Pretending to be rich? All it takes is an iPhone
If you’ve ever felt the need to fake a higher income than you have, science has come up with a reliable method: Get an iPhone.
That might not do it for the bank loan officer, but when it comes to fellow consumers, an iPhone (or an iPad) is the most reliable way to appear wealthy, according to a working paper by two University of Chicago economists.
“Across all years in our data, no individual brand is as predictive of being high-income as owning an Apple iPhone in 2016,” found the paper, recently issued by the National Bureau of Economic Research. “Knowing whether someone owns an [iPhone] in 2016 allows us to guess correctly whether the person is in the top or bottom income quartile 69 percent of the time,” the authors write.
In other words, if you guessed that someone was wealthy because they owned an iPhone, or that they were poor because they did not, you would be right 69 percent of the time. After the iPhone, iPads allows you to guess someone’s wealth 66.9 percent of the time, followed by being a Verizon Wireless user (61 percent) and owning an Android phone (59.5 percent).

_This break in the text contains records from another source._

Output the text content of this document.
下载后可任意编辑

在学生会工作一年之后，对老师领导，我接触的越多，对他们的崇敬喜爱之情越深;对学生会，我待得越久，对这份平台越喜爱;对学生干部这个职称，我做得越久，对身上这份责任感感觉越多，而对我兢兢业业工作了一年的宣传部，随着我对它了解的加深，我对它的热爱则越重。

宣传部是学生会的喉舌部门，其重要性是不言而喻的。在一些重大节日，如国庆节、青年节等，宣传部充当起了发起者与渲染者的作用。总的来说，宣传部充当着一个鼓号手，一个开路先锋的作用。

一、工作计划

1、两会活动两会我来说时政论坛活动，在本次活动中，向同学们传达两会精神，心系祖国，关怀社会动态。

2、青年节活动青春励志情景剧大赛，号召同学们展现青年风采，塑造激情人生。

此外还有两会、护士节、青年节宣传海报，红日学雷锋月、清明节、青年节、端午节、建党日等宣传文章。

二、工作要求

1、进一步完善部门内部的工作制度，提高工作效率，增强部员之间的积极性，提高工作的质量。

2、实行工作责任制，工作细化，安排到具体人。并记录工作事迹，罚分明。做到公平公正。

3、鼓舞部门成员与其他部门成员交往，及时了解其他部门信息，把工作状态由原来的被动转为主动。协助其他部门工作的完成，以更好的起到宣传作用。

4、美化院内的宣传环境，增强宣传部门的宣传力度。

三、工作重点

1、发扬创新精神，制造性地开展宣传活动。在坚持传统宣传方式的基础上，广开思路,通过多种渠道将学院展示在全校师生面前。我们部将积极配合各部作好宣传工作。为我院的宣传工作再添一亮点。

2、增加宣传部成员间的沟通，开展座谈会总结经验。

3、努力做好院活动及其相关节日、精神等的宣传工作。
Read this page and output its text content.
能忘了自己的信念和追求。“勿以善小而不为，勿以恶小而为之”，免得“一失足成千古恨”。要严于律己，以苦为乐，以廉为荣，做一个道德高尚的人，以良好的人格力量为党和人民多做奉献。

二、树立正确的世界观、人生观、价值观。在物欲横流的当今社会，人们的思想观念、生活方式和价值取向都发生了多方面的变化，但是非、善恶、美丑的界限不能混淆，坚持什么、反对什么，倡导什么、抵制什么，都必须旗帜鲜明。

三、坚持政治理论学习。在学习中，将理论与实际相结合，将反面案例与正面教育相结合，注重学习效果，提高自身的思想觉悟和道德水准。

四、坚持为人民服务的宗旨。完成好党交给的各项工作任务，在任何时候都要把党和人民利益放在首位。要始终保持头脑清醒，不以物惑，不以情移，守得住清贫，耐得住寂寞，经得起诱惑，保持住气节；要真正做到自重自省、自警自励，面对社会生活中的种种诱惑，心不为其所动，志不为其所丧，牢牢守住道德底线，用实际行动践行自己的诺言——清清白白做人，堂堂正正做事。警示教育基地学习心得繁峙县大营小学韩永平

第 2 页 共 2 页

The iThing is a relative newcomer to the conspicuous consumption arena, making its dominance all the more striking. In previous years, top products for predicting wealth were Land O’ Lakes butter in 2004 or Grey Poupon mustard in 1992. But none was as predictive as the iPhone is today.
The paper also considered the TV shows, movies and magazines people of different incomes consumed. While the first two categories shifted over the years, as might be expected, reading material stayed surprisingly constant. From 1992 to 2011, the top three magazines associated with wealth were, in various orders, Newsweek, Time and Consumer Reports.